Converge – Petitioning the Empty Sky

4 out of 5

Label: Equal Vision

Produced by: Brian Mcternan, Mike West

It starts stronger than it finishes, but it’s freaking Converge: even when they manage an average track, it generally out-muscles 99% of their peers.

Petitioning the Empty Sky is sorta kinda a re-presentation of an early same-named EP with bonus tracks.  The first five songs are from that session, there are a few tracks from a later session – which are interestingly more generic and lack Brian Mcternan’s richer production – and then some live tracks, which are proof positive of Converge’s ability to effect this mathcore stuff full throttle without a studio.  Because of the compilation nature of things, the album doesn’t necessarily hang together super well after the EP’s tracks, but once you’re aware of the patched-together sources, this is much more acceptable.  And considering how many years have passed since those opening songs were recorded – also considering the group’s continued ability to dominate and innovate in their genre – they are mindblowingly polished and complex, wending through virtuoso instrumentation, headbanging chugga chugga riffs and Bannon’s vocal confidence, pitting his whiny singing voice up against his characteristic howls.  The track from the earlier sessions, new to this collection – Shingles – is particularly epic and stylistically sprawling in the best of ways.

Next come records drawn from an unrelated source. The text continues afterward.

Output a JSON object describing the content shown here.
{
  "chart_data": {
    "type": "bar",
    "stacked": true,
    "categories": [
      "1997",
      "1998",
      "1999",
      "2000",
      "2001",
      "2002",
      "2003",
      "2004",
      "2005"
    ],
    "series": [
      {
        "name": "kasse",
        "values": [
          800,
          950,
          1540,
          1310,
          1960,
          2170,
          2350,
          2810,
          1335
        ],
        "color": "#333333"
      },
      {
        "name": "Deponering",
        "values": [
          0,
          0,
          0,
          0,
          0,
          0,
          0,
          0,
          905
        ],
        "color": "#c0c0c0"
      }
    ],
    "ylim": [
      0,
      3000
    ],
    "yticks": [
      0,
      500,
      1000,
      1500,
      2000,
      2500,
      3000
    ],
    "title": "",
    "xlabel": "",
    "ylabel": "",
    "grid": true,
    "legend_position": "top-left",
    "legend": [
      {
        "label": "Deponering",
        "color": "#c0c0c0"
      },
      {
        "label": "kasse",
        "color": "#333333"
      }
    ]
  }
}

The Mike West-recorded tracks that follow are sorta cut and dry hardcore, for what that’s worth, but again: there’s no dip in passion.  The live track selection is fascinating for not skimping on the complexity and for its fidelity – you can’t 100% ascertain that these are live (for the most part), and the polish could pass for studio tracks from a lot of bands.

The version of Petitioning I have (multiple versions with differing tracks have been released) ends on the live Homesong, which, some amusing opening banter aside, isn’t the best closer, lacking a sense of finality except that it’s sorta slower than the other songs, but we shrug and say ‘compilation’ and then flip back to some other tracks to rock out.